Re: '{"x": 42, "y": null}'::jsonb != '{"x": 42}'::jsonb ... Really? - Mailing list pgsql-general

From Bryn Llewellyn
Subject Re: '{"x": 42, "y": null}'::jsonb != '{"x": 42}'::jsonb ... Really?
Date
Msg-id 5933E023-4B74-4401-9B9D-8434DF1A6E21@yugabyte.com
Whole thread Raw
In response to Re: '{"x": 42, "y": null}'::jsonb != '{"x": 42}'::jsonb ... Really?  (Alban Hertroys <haramrae@gmail.com>)
List pgsql-general
haramrae@gmail.com wrote

bryn@yugabyte.com wrote:

I implemented two complementary functions:

—"no_null_keys()" checks that a "jsonb" value has no occurrences of « "some key": null »

—"strip_null_keys()" removes « "some key": null » occurrences from a "jsonb" value

The code checks with "no_null_keys()" that, as expected, no ingested JSON document has an occurrence of « "some key": null ».

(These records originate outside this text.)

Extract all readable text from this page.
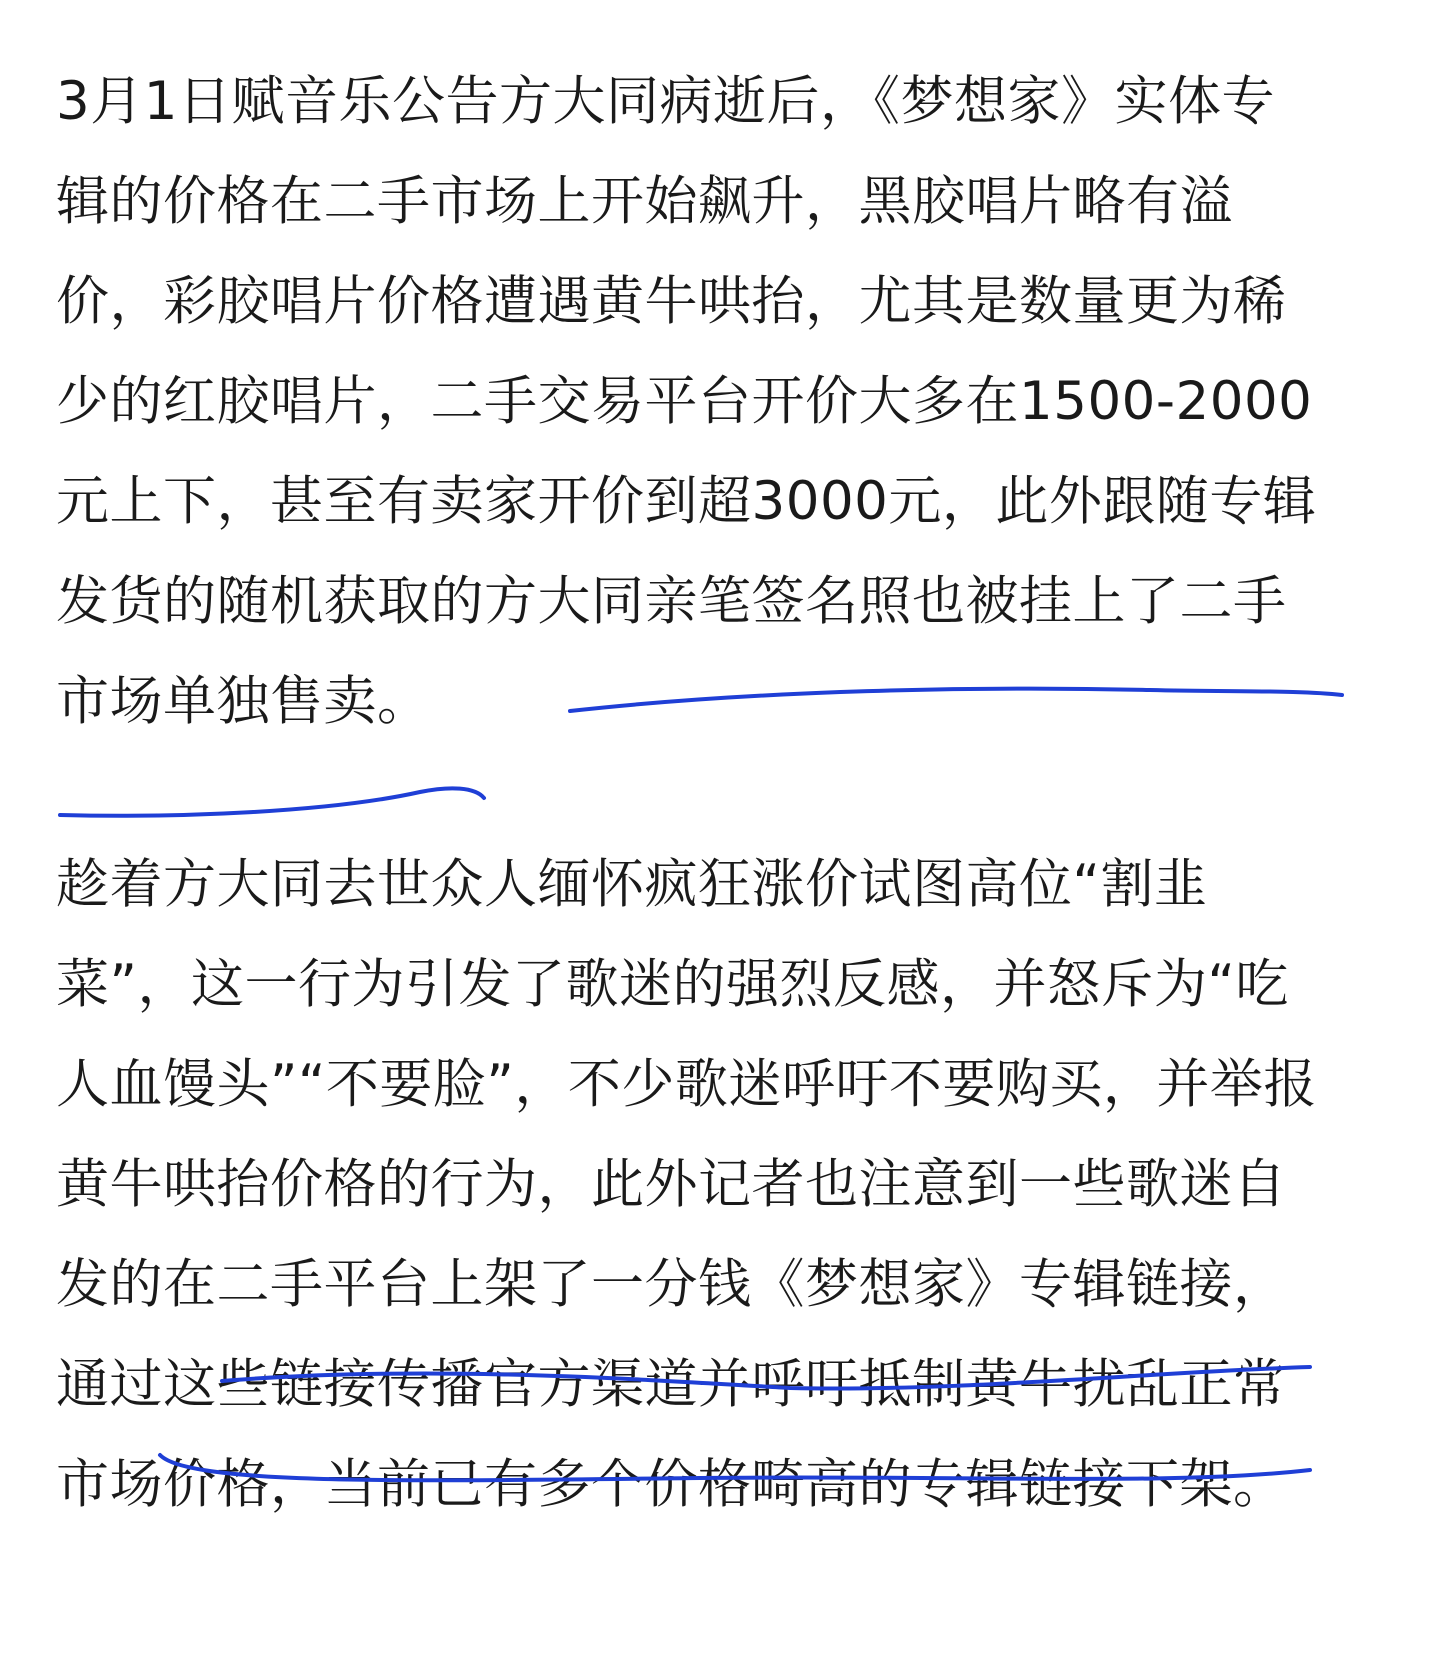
3月1日赋音乐公告方大同病逝后，《梦想家》实体专
辑的价格在二手市场上开始飙升，黑胶唱片略有溢
价，彩胶唱片价格遭遇黄牛哄抬，尤其是数量更为稀
少的红胶唱片，二手交易平台开价大多在1500-2000
元上下，甚至有卖家开价到超3000元，此外跟随专辑
发货的随机获取的方大同亲笔签名照也被挂上了二手
市场单独售卖。

趁着方大同去世众人缅怀疯狂涨价试图高位“割韭
菜”，这一行为引发了歌迷的强烈反感，并怒斥为“吃
人血馒头”“不要脸”，不少歌迷呼吁不要购买，并举报
黄牛哄抬价格的行为，此外记者也注意到一些歌迷自
发的在二手平台上架了一分钱《梦想家》专辑链接，
通过这些链接传播官方渠道并呼吁抵制黄牛扰乱正常
市场价格，当前已有多个价格畸高的专辑链接下架。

And it uses "strip_null_keys()" on the output of "to_jsonb()" — and, as appropriate, any other built-in JSON function that produces a "jsonb" value.

It was straightforward to implement these two functions by using REGEXP built-in functionality on the canonically formatted "text" value produced by the "jsonb::text" typecast.

In my experience, using regular expressions applied to document formats tends to get you false positives. I’d be worried about books with titles similar to:

«
How we wrote a regular expression to detect occurrences of "some key": null in our JSON documents
»

For stripping those null occurrences, you are aware of the json_strip_nulls(json) and jsonb_strip_nulls(jsonb) functions, right?

For detecting them on a recent PG, the @? operator or json_path_exists(json, jsonpath) functions would probably do the trick.
I am not too familiar with JSONPATH expressions, but I expect (it passed some preliminary testing) this would detect your nulls just fine, while taking JSON semantics into account:

jsonb_path_exists(document, '$.** ? (@ == null)'::jsonpath)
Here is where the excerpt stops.